Dosing: Examples include peri-AIT (before and/or after AIT treatment); administered as a single intranasal dose within 3 days prior to AIT therapy, immediately before or after AIT treatment course, or up to 24 hours after AIT treatment course.
Results: PHAD compositions will be considered efficacious if one or more of the following are met:
• Superiority or non-inferiority of PHAD compositions to control in the proportion of subjects who “pass” a post-baseline allergen challenge test;
• Superiority or non-inferiority of PHAD compositions to control in the proportion of subjects who pass a maintenance phase allergen challenge test;
• Superiority or non-inferiority of PHAD compositions to control in change (percent, mean, median, or absolute value) in cumulative tolerated dose of allergen during a post-baseline allergen challenge test;
• Superiority or non-inferiority of PHAD compositions to control in proportion of subjects who reach the protocol-defined maximum dose of allergen
• Superiority or non-inferiority of PHAD compositions to control in time to reach the protocol defined maximum dose of allergen; Superiority or non-inferiority of PHAD compositions to control in change (percent, mean, median, or absolute value) in cumulative tolerated maintenance dose of allergen;
• Superiority or non-inferiority of PHAD compositions to control in time to maintenance phase of AIT; Superiority or non-inferiority of PHAD compositions to control in change (percent, mean, median, or absolute value) in allergen-specific and/or total serum IgE; Superiority or non-inferiority of PHAD compositions to control in change (percent, mean, median, or absolute value) in IgG (and all subclasses), IgA (and both subclasses), IgM, and/or IgD. • Superiority or non-inferiority of PHAD compositions to control in overall, weekly, or daily mean, median, maximum, or absolute severity of allergen symptoms (e.g., on a scale of 0 [absent] to 12 [maximum severity], 1 [not bad] to 10 [terribly bad]);
• Superiority or non-inferiority of PHAD compositions to control in change (percent, mean, median, or absolute value) in blood basophil histamine release test, serum mass cell tryptase, objective airway tests (e.g., peak inhalation test, forced 1 second breath (FEV1) test), or skin prick tests;
• Superiority or non-inferiority of PHAD compositions to control in change (percent, mean, median, or absolute value) in relevant cytokines and chemokines (e.g., IL-4, IL-5, IL-6, IL-8, IL-9, IL-10, IL-12, IL 13, IL-22, IL-25, IL-33, IFN-oc, IFN-p, IFN- y, interferon gamma-induced protein (IP- 10), ECP, TGF P, or VEGF), or other mediators and constituents which may be assessed such as eosinophils, histamine, eotaxins, or leukotriene.

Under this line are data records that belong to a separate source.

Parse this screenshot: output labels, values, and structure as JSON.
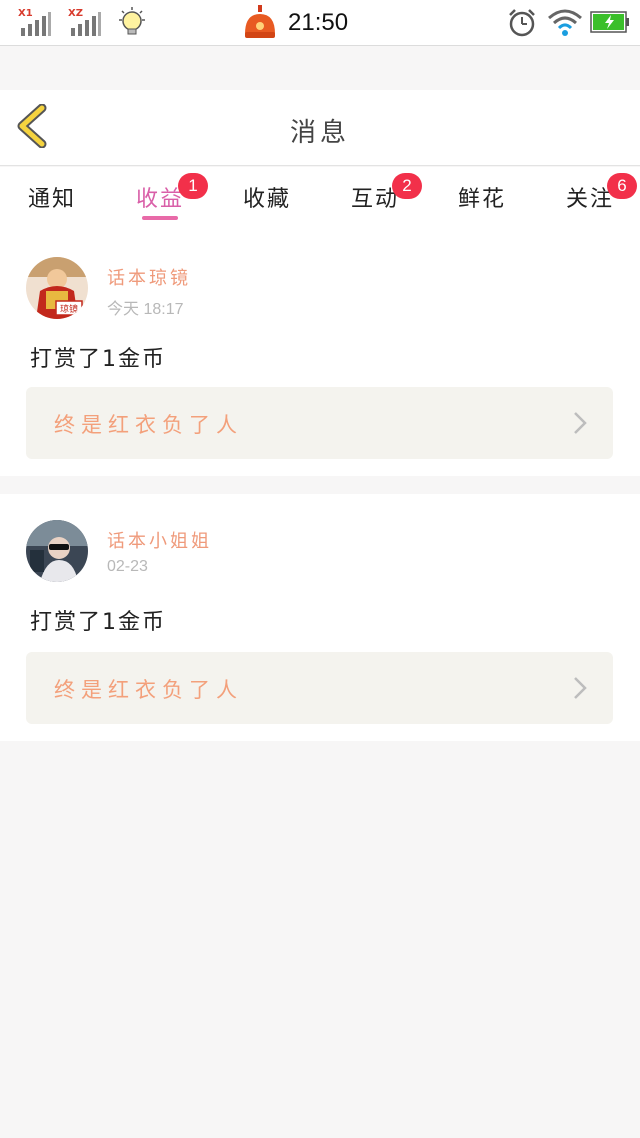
{
  "status_bar": {
    "sim1_label": "X1",
    "sim2_label": "XZ",
    "time": "21:50",
    "icons": [
      "signal-icon",
      "signal-icon",
      "lightbulb-icon",
      "app-icon",
      "alarm-icon",
      "wifi-icon",
      "battery-icon"
    ]
  },
  "header": {
    "title": "消息",
    "back_icon": "chevron-left-icon"
  },
  "tabs": [
    {
      "label": "通知",
      "badge": ""
    },
    {
      "label": "收益",
      "badge": "1",
      "active": true
    },
    {
      "label": "收藏",
      "badge": ""
    },
    {
      "label": "互动",
      "badge": "2"
    },
    {
      "label": "鲜花",
      "badge": ""
    },
    {
      "label": "关注",
      "badge": "6"
    }
  ],
  "messages": [
    {
      "user": "话本琼镜",
      "time": "今天 18:17",
      "text": "打赏了1金币",
      "ref_title": "终是红衣负了人",
      "avatar_caption": "琼镜"
    },
    {
      "user": "话本小姐姐",
      "time": "02-23",
      "text": "打赏了1金币",
      "ref_title": "终是红衣负了人"
    }
  ],
  "colors": {
    "accent": "#e86aa8",
    "badge": "#f2304a",
    "username": "#ef9a7b",
    "ref_title": "#f3a07b",
    "back_icon": "#f5d33f"
  }
}
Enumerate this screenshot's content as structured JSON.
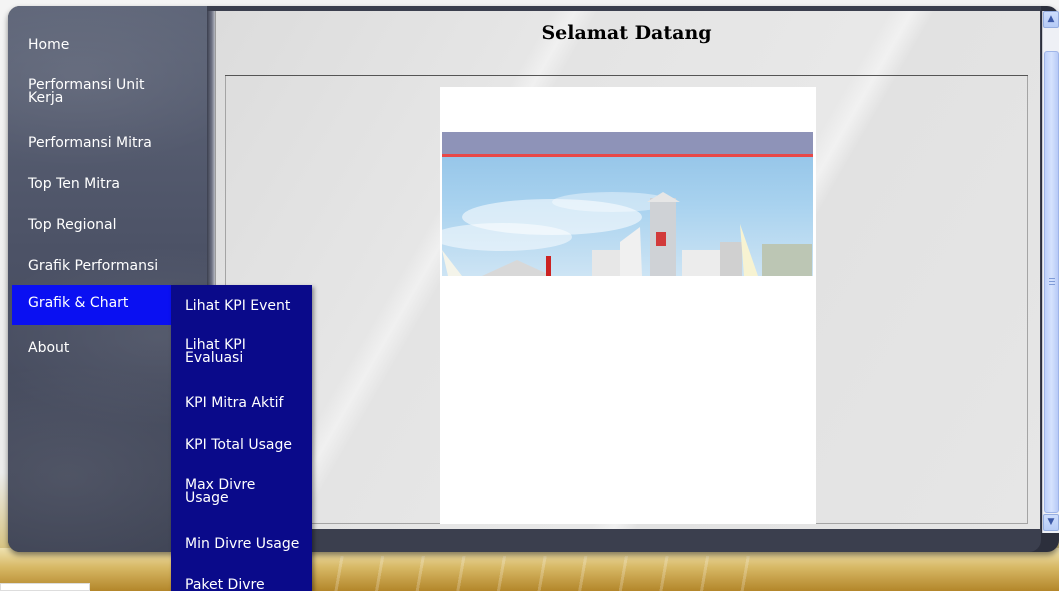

Endpoints may be measured from baseline up to the point of an immediate change in symptoms (e.g., within 5 minutes) or up to the time it takes for the subject to meet the protocol-specified maintenance phase (e.g., up to 40 weeks, up to 76 weeks). Where applicable, laboratory endpoints may be analyzed by blood-, saliva-, urine-, or nasal- derived specimens where appropriate. Control may include placebo study drug, no study drug, or active comparator study drug.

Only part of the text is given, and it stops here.